Mais Raila Odinga précise que ce mouvement qui « sera essentiellement impliqué dans la désobéissance civile, la résistance civile » n’est pas un mouvement armé. Cependant la crainte est grande que des confrontations violentes s’intensifient entre les adeptes d’Odinga et ceux de Kenyatta. Odinga précise aussi que l’opposition annoncera d’autres mesures ce lundi.

Gouvernement mal élu, futur du Kenya incertain; une élection à faible participation selon Raila Odinga

Les résultats de l’élection boycottée par l’opposition le 26 octobre ne sont pas encore connus. Mais certains observateurs estiment le taux de participation à moins de 40%. Ceci pourrait affaiblir la légitimité du président Uhuru Kenyatta. Raila Odinga lui estime le taux de participation à « à peu près 20% ».  Et d’ajouter que c’est « un vote de défiance envers le gouvernement du président Kenyatta ».

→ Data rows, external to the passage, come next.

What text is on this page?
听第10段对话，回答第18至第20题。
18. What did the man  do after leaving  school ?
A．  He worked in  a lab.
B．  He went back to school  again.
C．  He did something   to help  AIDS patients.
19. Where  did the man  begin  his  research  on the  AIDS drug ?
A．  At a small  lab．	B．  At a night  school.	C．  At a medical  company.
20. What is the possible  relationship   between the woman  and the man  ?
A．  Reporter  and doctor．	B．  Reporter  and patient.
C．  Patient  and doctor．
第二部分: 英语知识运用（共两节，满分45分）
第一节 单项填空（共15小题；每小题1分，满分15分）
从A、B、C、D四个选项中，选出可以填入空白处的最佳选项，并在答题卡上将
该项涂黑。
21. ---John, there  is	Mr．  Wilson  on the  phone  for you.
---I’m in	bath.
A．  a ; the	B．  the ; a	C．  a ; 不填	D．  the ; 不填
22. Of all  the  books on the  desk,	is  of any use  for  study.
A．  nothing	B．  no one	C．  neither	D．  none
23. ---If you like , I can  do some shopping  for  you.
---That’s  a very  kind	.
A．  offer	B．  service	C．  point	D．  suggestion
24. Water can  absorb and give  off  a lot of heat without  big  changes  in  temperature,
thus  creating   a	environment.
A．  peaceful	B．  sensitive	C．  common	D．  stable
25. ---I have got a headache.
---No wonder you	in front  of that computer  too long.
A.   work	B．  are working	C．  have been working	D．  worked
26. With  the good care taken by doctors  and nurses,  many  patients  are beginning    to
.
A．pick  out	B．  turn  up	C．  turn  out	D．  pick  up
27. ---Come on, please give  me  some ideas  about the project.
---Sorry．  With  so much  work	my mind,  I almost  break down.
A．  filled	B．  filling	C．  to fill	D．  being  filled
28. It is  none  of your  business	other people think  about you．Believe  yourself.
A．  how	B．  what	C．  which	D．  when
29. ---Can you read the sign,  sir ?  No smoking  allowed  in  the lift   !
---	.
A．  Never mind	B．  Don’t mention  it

Les observateurs pensent que si Uhuru Kenyatta est proclamé vainqueur de cette élection, il deviendra plus autoritaire. « Sans ressources politiques et à court de performance économique, il va – au moins à court terme – se tourner vers la répression », écrit le spécialiste du droit constitutionnel Wachira Maina dans l’hebdomadaire kenyan The East African.

Avec un gouvernement plus autoritaire et une opposition plus défiante, le moins que l’on puisse dire est que la crise kenyane est loin d’être terminée.